1989 yılında ilk kez manastıra geldiğimde de ağaçlar ve çalılar böylesine yoğun idi. Hatta kilisenin güney ve doğu yüzlerini yapıyı kuşatmış sarmaşıklar nedeniyle görmek mümkün değildi. Sanırım son yıllarda Davutlar Belediyesi'nin sahiplenmişliği ile avlu içindeki çalılar ve ağaçlar kesilip yapılar daha görünür kılınmış. Yine de avlunun merkezindeki kilisenin kubbesi üzerinde yükselen ağaçlar o ilk ziyaretimizden bu yana daha da büyümüşler ve yüzlerce kiloluk ağırlıkları ile yapıyı ezmekteler. Bir kısım ağaçlar ise gövde ve kökleri ile kimi yerlerde 800 yılı aşkın duvarları patlatarak onları içten içe yok etmekteler. Dolaysıyla yörenin bir kültür hazinesi olan bu manastır acil önlemler alınmazsa hızla yok olup gidecek gibi görünüyor. Manastırın tahribatında sadece doğayı suçlamak mümkün değil. Son yıllarda daha da artmış defineci çukurlarına, hoyrat ziyaretçilerin ağaçlarda ve duvarlardaki yazıları, kazımaları ve çevre kirliliğine yol açan atıkları eklenince yürekleri burkan bir durum ortaya çıkmakta.

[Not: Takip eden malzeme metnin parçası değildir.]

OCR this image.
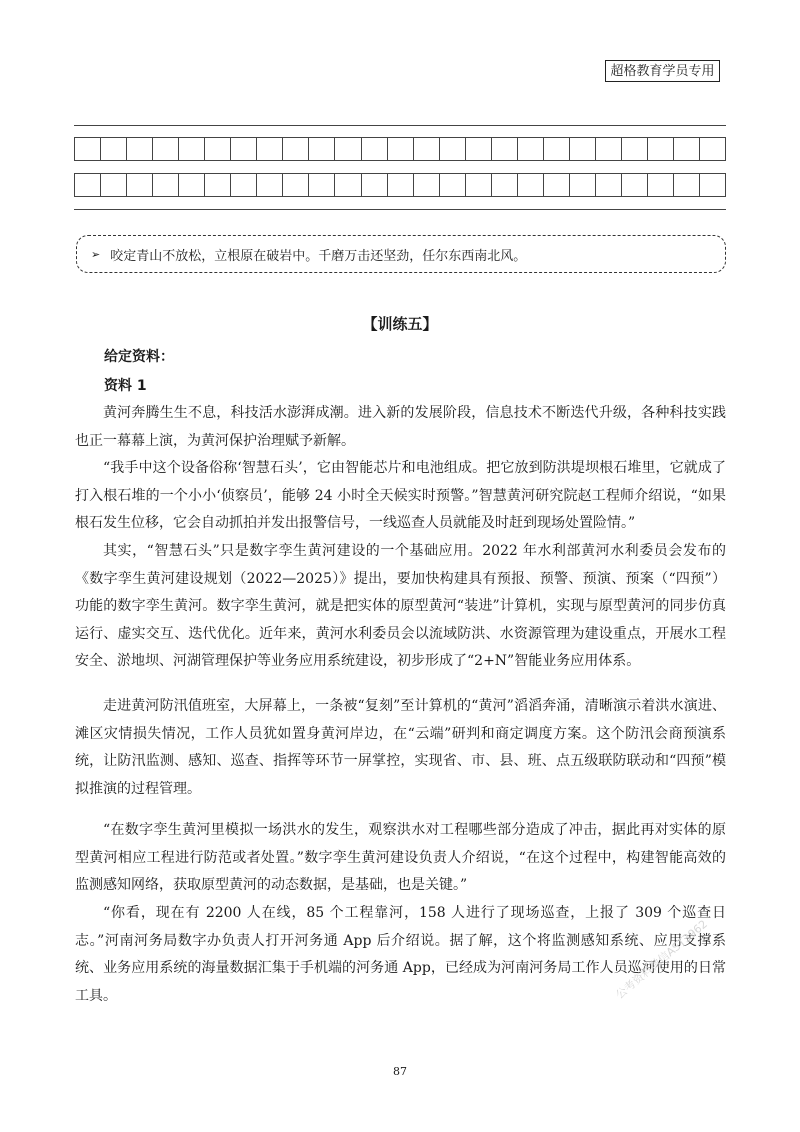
超格教育学员专用
➢ 咬定青山不放松，立根原在破岩中。千磨万击还坚劲，任尔东西南北风。
【训练五】
给定资料：
资料 1

黄河奔腾生生不息，科技活水澎湃成潮。进入新的发展阶段，信息技术不断迭代升级，各种科技实践也正一幕幕上演，为黄河保护治理赋予新解。

“我手中这个设备俗称‘智慧石头’，它由智能芯片和电池组成。把它放到防洪堤坝根石堆里，它就成了打入根石堆的一个小小‘侦察员’，能够 24 小时全天候实时预警。”智慧黄河研究院赵工程师介绍说，“如果根石发生位移，它会自动抓拍并发出报警信号，一线巡查人员就能及时赶到现场处置险情。”

其实，“智慧石头”只是数字孪生黄河建设的一个基础应用。2022 年水利部黄河水利委员会发布的《数字孪生黄河建设规划（2022—2025）》提出，要加快构建具有预报、预警、预演、预案（“四预”）功能的数字孪生黄河。数字孪生黄河，就是把实体的原型黄河“装进”计算机，实现与原型黄河的同步仿真运行、虚实交互、迭代优化。近年来，黄河水利委员会以流域防洪、水资源管理为建设重点，开展水工程安全、淤地坝、河湖管理保护等业务应用系统建设，初步形成了“2+N”智能业务应用体系。

走进黄河防汛值班室，大屏幕上，一条被“复刻”至计算机的“黄河”滔滔奔涌，清晰演示着洪水演进、滩区灾情损失情况，工作人员犹如置身黄河岸边，在“云端”研判和商定调度方案。这个防汛会商预演系统，让防汛监测、感知、巡查、指挥等环节一屏掌控，实现省、市、县、班、点五级联防联动和“四预”模拟推演的过程管理。

“在数字孪生黄河里模拟一场洪水的发生，观察洪水对工程哪些部分造成了冲击，据此再对实体的原型黄河相应工程进行防范或者处置。”数字孪生黄河建设负责人介绍说，“在这个过程中，构建智能高效的监测感知网络，获取原型黄河的动态数据，是基础，也是关键。”

“你看，现在有 2200 人在线，85 个工程靠河，158 人进行了现场巡查，上报了 309 个巡查日志。”河南河务局数字办负责人打开河务通 App 后介绍说。据了解，这个将监测感知系统、应用支撑系统、业务应用系统的海量数据汇集于手机端的河务通 App，已经成为河南河务局工作人员巡河使用的日常工具。

87
公考资料微信AST3962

İvedi olarak Kültür ve Turizm Bakanlığı'na konunun iletilmesi için Aydın Koruma Kurulu'na durum bildirilmeli. Belki onların kararları ve Orman Bakanlığı'nın da katılımları ile özellikle yapıyı tehdit eden ağaçların kesilerek tez elden mücadele edilmelidir. Manastır içinde yine kurul müsaadesi ve Aydın Müzesi denetimleri ile bir temizlik yapılması yerinde olacaktır. Diğer yandan manastırın da içinde yer aldığı yeşil çevre, Milli Park'tan geri kalmayacak zenginlikte ve çeşitliliktedir. Bu konuda da eğer Kurşunlu manastırın içinde yer aldığı Orman dokusu Milli Park sınırlarına dahil edilecek olursa, burasının daha kontrollü ziyaretçileri olacaktır. Tüm bu konularda ve özellikle manastırın korunmasında biz sanat tarihçilerine ve EKODOSD derneğine ciddi bir görev düştüğüne inanıyorum."
Doğal ve çevresel tehditler nedeniyle tahribat yaşayan ve önlem alınmadığı takdirde göz göre göre yok olacak olan Kurşunlu Manastırı’nda, acilen gerekli tedbirlerin alınmasına yönelik Aydın Kültür ve Tabiat Varlıklarını Koruma Bölge Müdürlüğü’ne başvurduk.
Günümüze kadar gelebilmiş kültür miraslarımızdan olan Kurşunlu Manastırı, Kuşadası’nın önemli tarih hazinelerinden birisidir.
Bu değerli hazineyi gelecek kuşakların da görebilmeleri için, ilgili kurumların gerekli duyarlılığı göstermeleri ve Kuşadalıların değerlerine sahip çıkmaları gerekir.